Le digo: «Soñé con una mujer que venía a París...».
A lo que él enseguida responde: «Eso es», mientras, levantándose de su sillón de analista y con un gesto decidido, abre la puerta y yo salgo de su consulta.
Una vez más no he podido relatar todo el texto de mi sueño. ¡Solamente llegué a pronunciar una frase corta, muy corta, anunciando el tema del sueño! Pero el relato de mi sueño implicaba una continuación. Sin embargo, una vez más, por el corte tajante practicado por el analista, mi sueño se vio amputado de su trama, de su puesta en escena, de sus desplazamientos, de sus condensaciones. Una vez más no tuve más que un trozo de frase entre los labios y la sesión se terminó. Mi sueño se redujo de hecho a una frase interrumpida, nada más. Si hubiera podido ir hasta el final del relato habría expuesto una serie de aventuras vividas en París por la mujer mencionada, poniendo seguramente en escena algo del orden de su embrollo.

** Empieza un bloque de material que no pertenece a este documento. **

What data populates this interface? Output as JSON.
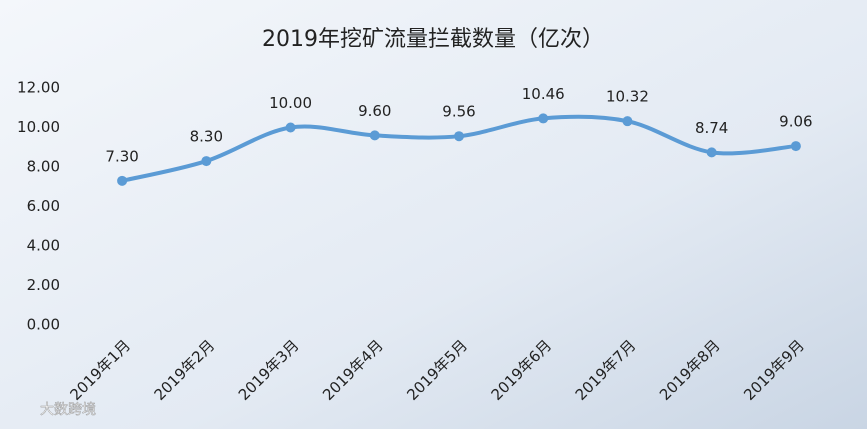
{
  "chart_data": {
    "type": "line",
    "title": "2019年挖矿流量拦截数量（亿次）",
    "categories": [
      "2019年1月",
      "2019年2月",
      "2019年3月",
      "2019年4月",
      "2019年5月",
      "2019年6月",
      "2019年7月",
      "2019年8月",
      "2019年9月"
    ],
    "values": [
      7.3,
      8.3,
      10,
      9.6,
      9.56,
      10.46,
      10.32,
      8.74,
      9.06
    ],
    "value_labels": [
      "7.30",
      "8.30",
      "10.00",
      "9.60",
      "9.56",
      "10.46",
      "10.32",
      "8.74",
      "9.06"
    ],
    "color": "#5b9bd5",
    "ylim": [
      0,
      12
    ],
    "yticks": [
      {
        "value": 0,
        "label": "0.00"
      },
      {
        "value": 2,
        "label": "2.00"
      },
      {
        "value": 4,
        "label": "4.00"
      },
      {
        "value": 6,
        "label": "6.00"
      },
      {
        "value": 8,
        "label": "8.00"
      },
      {
        "value": 10,
        "label": "10.00"
      },
      {
        "value": 12,
        "label": "12.00"
      }
    ],
    "grid": false,
    "watermark": "大数跨境"
  }
}
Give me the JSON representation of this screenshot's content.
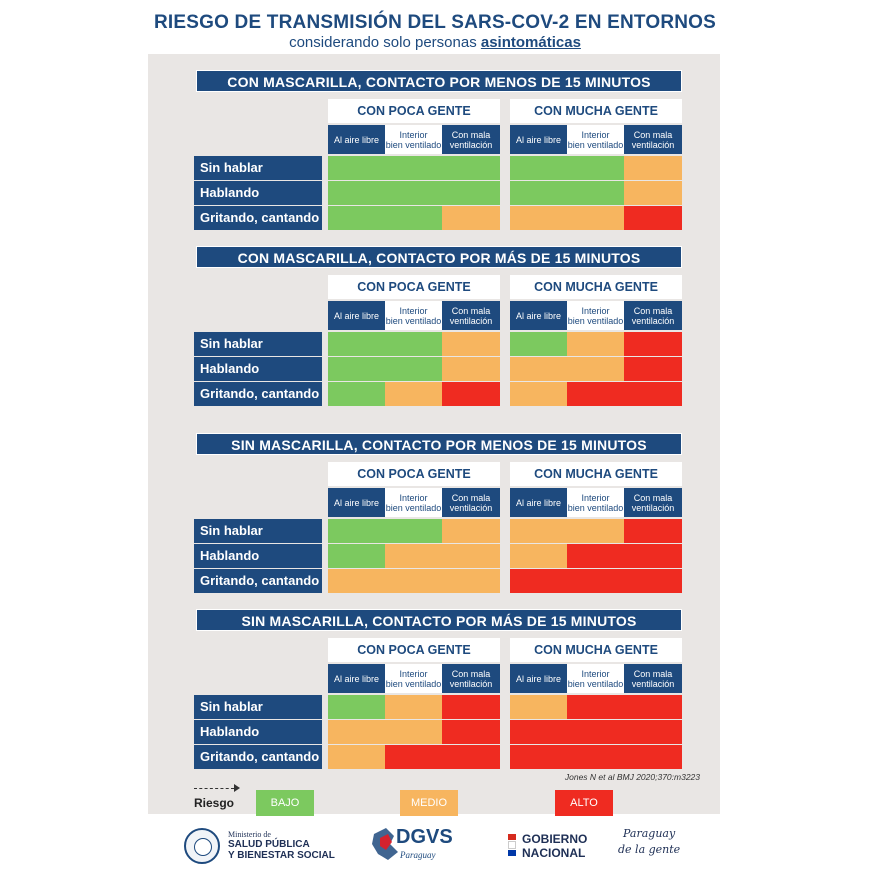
{
  "title": "RIESGO DE TRANSMISIÓN DEL SARS-COV-2 EN ENTORNOS",
  "subtitle_pre": "considerando solo personas ",
  "subtitle_emph": "asintomáticas",
  "group_labels": [
    "CON POCA GENTE",
    "CON MUCHA GENTE"
  ],
  "column_labels": [
    "Al aire libre",
    "Interior\nbien ventilado",
    "Con mala\nventilación"
  ],
  "row_labels": [
    "Sin hablar",
    "Hablando",
    "Gritando, cantando"
  ],
  "colors": {
    "bajo": "#7cc95f",
    "medio": "#f7b55f",
    "alto": "#ef2b21",
    "navy": "#1e4a7e"
  },
  "sections": [
    {
      "header": "CON MASCARILLA, CONTACTO POR MENOS DE 15 MINUTOS",
      "grid": [
        [
          "bajo",
          "bajo",
          "bajo",
          "bajo",
          "bajo",
          "medio"
        ],
        [
          "bajo",
          "bajo",
          "bajo",
          "bajo",
          "bajo",
          "medio"
        ],
        [
          "bajo",
          "bajo",
          "medio",
          "medio",
          "medio",
          "alto"
        ]
      ]
    },
    {
      "header": "CON MASCARILLA, CONTACTO POR MÁS DE 15 MINUTOS",
      "grid": [
        [
          "bajo",
          "bajo",
          "medio",
          "bajo",
          "medio",
          "alto"
        ],
        [
          "bajo",
          "bajo",
          "medio",
          "medio",
          "medio",
          "alto"
        ],
        [
          "bajo",
          "medio",
          "alto",
          "medio",
          "alto",
          "alto"
        ]
      ]
    },
    {
      "header": "SIN MASCARILLA, CONTACTO POR MENOS DE 15 MINUTOS",
      "grid": [
        [
          "bajo",
          "bajo",
          "medio",
          "medio",
          "medio",
          "alto"
        ],
        [
          "bajo",
          "medio",
          "medio",
          "medio",
          "alto",
          "alto"
        ],
        [
          "medio",
          "medio",
          "medio",
          "alto",
          "alto",
          "alto"
        ]
      ]
    },
    {
      "header": "SIN MASCARILLA, CONTACTO POR MÁS DE 15 MINUTOS",
      "grid": [
        [
          "bajo",
          "medio",
          "alto",
          "medio",
          "alto",
          "alto"
        ],
        [
          "medio",
          "medio",
          "alto",
          "alto",
          "alto",
          "alto"
        ],
        [
          "medio",
          "alto",
          "alto",
          "alto",
          "alto",
          "alto"
        ]
      ]
    }
  ],
  "legend": {
    "title": "Riesgo",
    "bajo": "BAJO",
    "medio": "MEDIO",
    "alto": "ALTO"
  },
  "citation": "Jones N et al BMJ 2020;370:m3223",
  "footer": {
    "ministry_line1": "Ministerio de",
    "ministry_line2": "SALUD PÚBLICA",
    "ministry_line3": "Y BIENESTAR SOCIAL",
    "dgvs": "DGVS",
    "dgvs_sub": "Paraguay",
    "gobierno_line1": "GOBIERNO",
    "gobierno_line2": "NACIONAL",
    "slogan_line1": "Paraguay",
    "slogan_line2": "de la gente"
  }
}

Pero no, nada de eso. Era desesperante. ¿Cuánto tiempo había durado esa sesión? Ni tres segundos, «el tiempo de decir one».
Iba todos los días a mis sesiones, según la condición que el analista había determinado a poco tiempo de comenzar el análisis con él. Esperaba con frenesí el momento del encuentro, soñando con hablarle del tema que podría suscitar su interés, pero día tras día él constreñía la intención de significación de mi balbuceo.
Para la joven que yo era en esa época, las sesiones con Lacan eran absolutamente traumáticas. Por su manera de operar, el encuentro y la espera del encuentro eran fuente de angustia, al no poder tener una idea de antemano que correspondiera con lo que realmente ocurriría con Lacan; más allá de la regularidad diaria de cada encuentro, no había ninguna forma de rutina. Su práctica se regía por lo imprevisible. Cada sesión era única y en ruptura de la continuidad con la precedente.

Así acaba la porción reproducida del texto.